Share
PhonePe Interview Question | Model
Question
What happens to our linear regression model if the column z in the data is a sum of columns x and y and some random noise?
in progress
0
Machine Learning
55 years
2 Answers
1222 views
Great Grand Master 0
Answers ( 2 )
In our linear regression model if the column z in the data is a sum of columns x and y and some random noise then we can say that there is multicollinearity in our data.Because of multicollinearity in the dataset the adjusted-R2 score will be a bit high than the r2 score because of the noise and multicollinearity.
This is a problem because predictor variables should be independent. If degree of correlation is high it can cause problems when training the model and interpreting the results.
key goal of regression analysis is to isolate the relationship between each independent variable and the dependent variable.
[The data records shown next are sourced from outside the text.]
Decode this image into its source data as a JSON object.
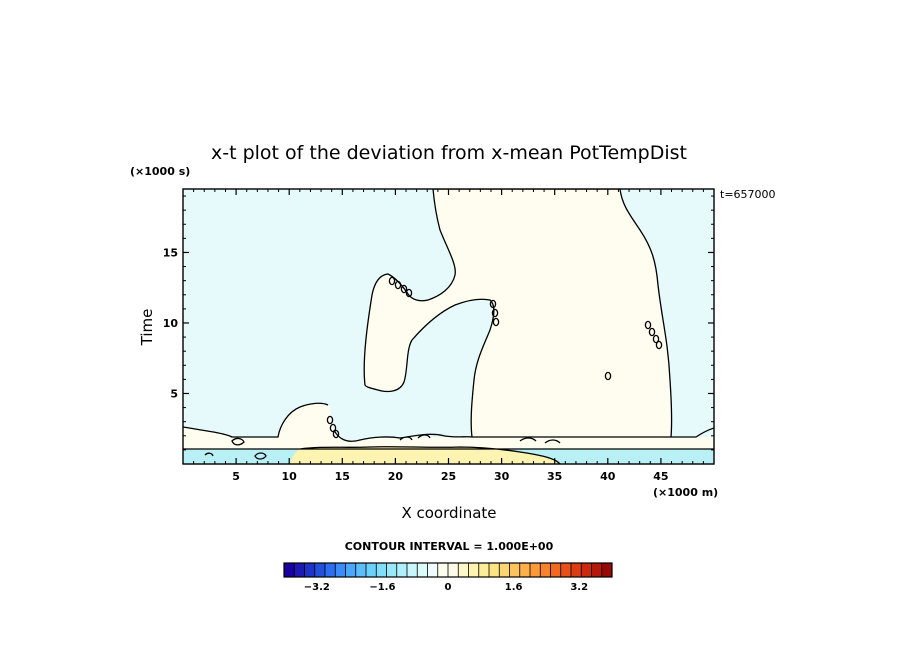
{
  "chart_data": {
    "type": "heatmap",
    "title": "x-t plot of the deviation from x-mean PotTempDist",
    "xlabel": "X coordinate",
    "ylabel": "Time",
    "x_unit": "(×1000 m)",
    "y_unit": "(×1000 s)",
    "time_stamp": "t=657000",
    "xlim": [
      0,
      50
    ],
    "ylim": [
      0,
      19.5
    ],
    "x_ticks": [
      {
        "value": 5,
        "label": "5"
      },
      {
        "value": 10,
        "label": "10"
      },
      {
        "value": 15,
        "label": "15"
      },
      {
        "value": 20,
        "label": "20"
      },
      {
        "value": 25,
        "label": "25"
      },
      {
        "value": 30,
        "label": "30"
      },
      {
        "value": 35,
        "label": "35"
      },
      {
        "value": 40,
        "label": "40"
      },
      {
        "value": 45,
        "label": "45"
      }
    ],
    "y_ticks": [
      {
        "value": 5,
        "label": "5"
      },
      {
        "value": 10,
        "label": "10"
      },
      {
        "value": 15,
        "label": "15"
      }
    ],
    "contour_interval_text": "CONTOUR INTERVAL = 1.000E+00",
    "colorbar": {
      "min": -4,
      "max": 4,
      "tick_values": [
        -3.2,
        -1.6,
        0,
        1.6,
        3.2
      ],
      "tick_labels": [
        "−3.2",
        "−1.6",
        "0",
        "1.6",
        "3.2"
      ],
      "colors": [
        "#1a00a0",
        "#1d1ab4",
        "#1f33c8",
        "#2250dc",
        "#2b6ff0",
        "#3a8cf8",
        "#4ba6fc",
        "#5cbcfc",
        "#6cd0fc",
        "#80def8",
        "#98e8f8",
        "#b0f0f8",
        "#c8f6fa",
        "#ddfafb",
        "#eefcfc",
        "#fffff0",
        "#fefce8",
        "#fdf8cc",
        "#fcf4b0",
        "#fcee98",
        "#fce484",
        "#fcd670",
        "#fcc45c",
        "#fcb04a",
        "#fa9a3a",
        "#f6822c",
        "#f06a22",
        "#e8521a",
        "#dc3c12",
        "#cc280c",
        "#b41808",
        "#960804"
      ]
    },
    "regions": [
      {
        "name": "negative-deviation",
        "value": -0.5,
        "color": "#e6fafc"
      },
      {
        "name": "positive-deviation",
        "value": 0.5,
        "color": "#fffdf0"
      },
      {
        "name": "strong-negative-band",
        "value": -1.5,
        "color": "#b8f0f6"
      },
      {
        "name": "strong-positive-band",
        "value": 1.5,
        "color": "#fcf4b0"
      }
    ]
  }
}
The interpretation of a regression coefficient is that it represents the mean change in the dependent variable for each 1 unit change in an independent variable when you hold all of the other independent variables constant. That last portion is crucial for our discussion about multicollinearity.
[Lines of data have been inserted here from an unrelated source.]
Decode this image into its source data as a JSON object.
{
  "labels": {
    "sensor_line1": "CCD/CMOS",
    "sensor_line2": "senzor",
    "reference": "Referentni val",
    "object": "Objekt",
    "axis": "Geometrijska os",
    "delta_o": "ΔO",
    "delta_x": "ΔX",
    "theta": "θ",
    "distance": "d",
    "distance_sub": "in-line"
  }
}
The idea is that you can change the value of one independent variable and not the others. However, when independent variables are correlated, it indicates that changes in one variable are associated with shifts in another variable. The stronger the correlation, the more difficult it is to change one variable without changing another. It becomes difficult for the model to estimate the relationship between each independent variable and the dependent variable independently because the independent variables tend to change in unison.